Teaching, then travel today, so just a few quick ones for now. Let's start with Paul Krugman:
What A Drag: ... The now widely-cited Macroeconomic Advisers report estimated the cost of crisis-driven fiscal policy at 1 percentage point off the growth rate for three years, or roughly 3 percent now. More than half of this estimated cost comes from the “fiscal drag” of falling discretionary spending, with the rest coming from a (shaky) estimate of the impacts of fiscal uncertainty on borrowing costs.
I’ve been looking a bit harder at that report, and while I am in broad agreement with its conclusion, I think it’s missing quite a lot. On balance, I’d argue that the negative effect of the crazies has been even worse than MA says. ...
OK, first thing: I’m not too happy with the report’s reliance on the Bloom et al uncertainty index to measure costs. ... It’s really not something you want to lean on, and if you take it out, MA’s estimates of the Republican drag fall. But we shouldn’t stop there, because there are two important aspects of the story that MA leaves out.
First, part of the fiscal cliff deal involved letting the Obama payroll tax cut — a significant, useful form of economic stimulus — expire. (Republicans only like tax cuts that go to people with high incomes.) This led to a surprisingly large tax hike in 2013, focused on workers...
Second, GOP opposition to unemployment insurance has been the biggest factor in a very rapid decline in unemployment benefits despite continuing weak job markets... This hurts the unemployed a lot, but it also hurts the economy, because the unemployed ... surely must have been forced into spending cuts as benefits expired.
The combination of the payroll take hike and the benefit cuts amounts to about $200 billion of fiscal contraction at an annual rate, or 1.25 percent of GDP, probably with a significant multiplier effect.
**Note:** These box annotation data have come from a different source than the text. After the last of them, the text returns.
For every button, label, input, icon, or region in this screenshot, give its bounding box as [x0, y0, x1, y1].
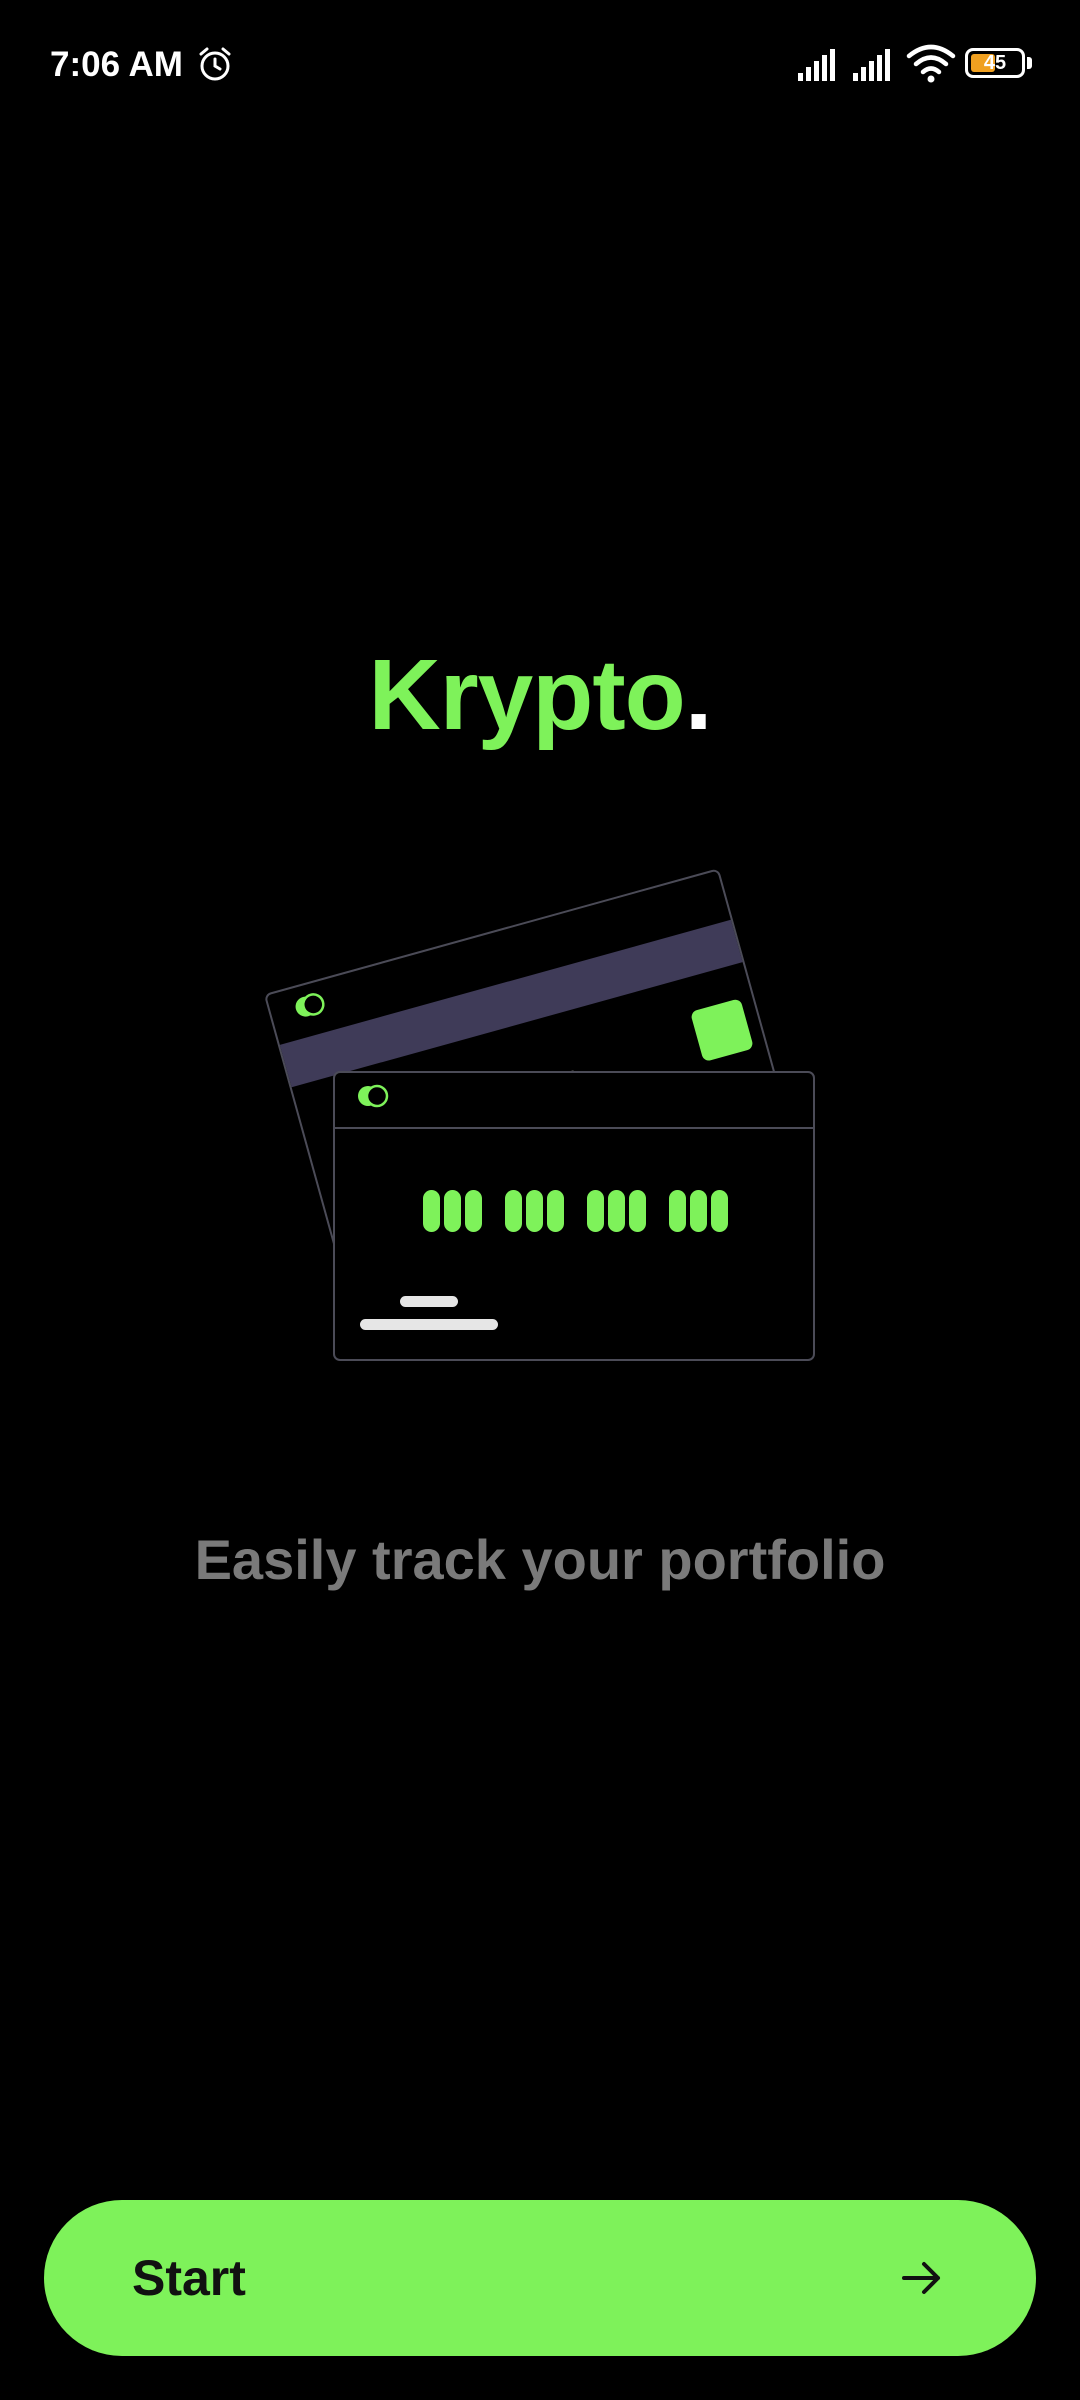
battery-icon: 45 — [965, 48, 1033, 80]
arrow-right-icon — [902, 2262, 940, 2294]
alarm-icon — [199, 47, 231, 81]
signal-icon — [853, 49, 890, 81]
start-button[interactable]: Start — [44, 2200, 1036, 2356]
brand-name: Krypto — [368, 639, 685, 751]
credit-cards-illustration — [265, 869, 815, 1361]
signal-icon — [798, 49, 835, 81]
status-bar: 7:06 AM 45 — [0, 0, 1080, 130]
start-button-label: Start — [132, 2250, 246, 2306]
battery-tip — [1027, 57, 1032, 69]
status-time: 7:06 AM — [50, 45, 183, 84]
battery-level: 45 — [983, 52, 1007, 74]
brand-dot: . — [684, 639, 713, 751]
front-card — [333, 1071, 815, 1361]
brand-logo: Krypto. — [0, 630, 1080, 760]
tagline: Easily track your portfolio — [194, 1528, 886, 1591]
wifi-icon — [906, 44, 956, 83]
Add this to the effects of sharp cuts in discretionary spending and the effects of economic uncertainty, however measured, and I don’t think it’s unreasonable to suggest that extortion tactics may have shaved as much as 4 percent off GDP and added 2 points to the unemployment rate.
In other words, we’d be looking at a vastly healthier economy if it weren’t for the GOP takeover of the House in 2010.